When I sing, mountains dance tour with Irene Solà in New York
Spanish writer Irene Solà visits McNally Jackson Books Williamsburg to present her latest translated book “When I sing, mountains dance,” in conversation with Elisa Gonzalez.
About When I sing, mountains dance
Near a village high in the Pyrenees, Domènec wanders across a ridge, fancying himself more a poet than a farmer, to “reel off his verses over on this side of the mountain.” He gathers black chanterelles and attends to a troubled cow. And then storm clouds swell, full of electrifying power. Reckless, gleeful, they release their bolts of lightning, one of which strikes Domènec. He dies. The ghosts of seventeenth-century witches gather around him, taking up the chanterelles he’d harvested before going on their merry ways. So begins this novel that is as much about the mountains and the mushrooms as it is about the human dramas that unfold in their midst.
About Irene Solà
Born in 1990 in Malla, a town north of Barcelona, Irene Solà is part of the emerging generation of Catalan writers. Her second novel, Canto jo i la muntanya balla, won the 2020 European Union Prize for Literature, the 2018 Anagrama Prize for the Novel, the Núvol Prize, and the Cálamo Prize. This March, Mara Faye Lethem’s English translation, When I Sing, Mountains Dance, is being published by Graywolf in the U.S. and Granta in the U.K.

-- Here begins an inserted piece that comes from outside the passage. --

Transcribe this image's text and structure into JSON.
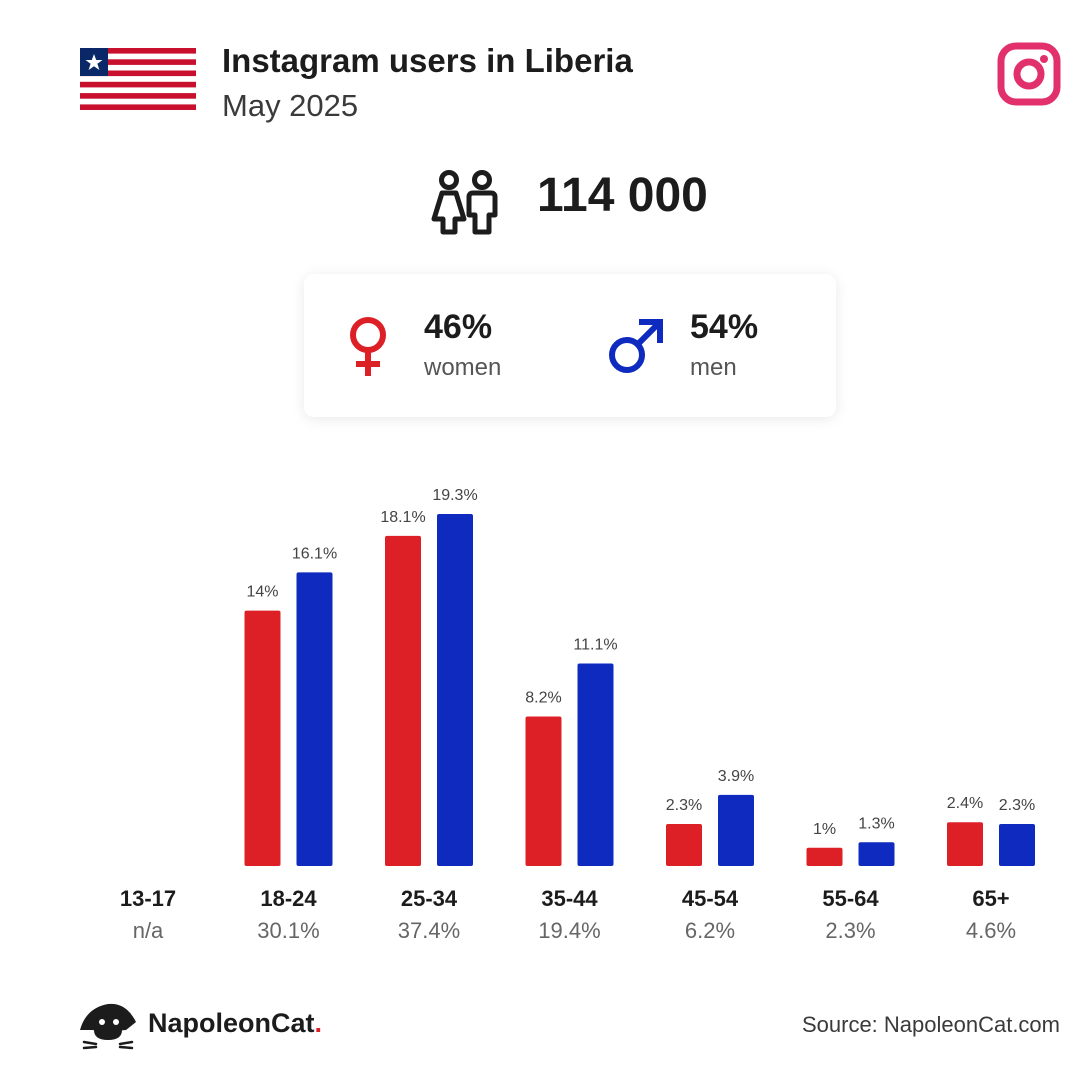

Solà’s prose, excellently translated from the original Catalan, is expansive and tactile. Her sentences accumulate, running along, taking in as much as possible, senses alert: “When I was in the forest, far from those who carry you off and shriek, I filled my mouth with fresh sprouts and living water, and I filled my nose with all the smells, and my eyes with all the beautiful things, and I thought about my mother and my brother.”
—Christopher Shrimpton, The Guardian
About Elisa Gonzalez
Elisa Gonzalez is a poet, fiction writer, and essayist. Her work has appeared in The New Yorker, Paris Review, New York Times Magazine and elsewhere. She is the recipient of a Rona Jaffe Foundation Writer’s Award, and lives in Brooklyn.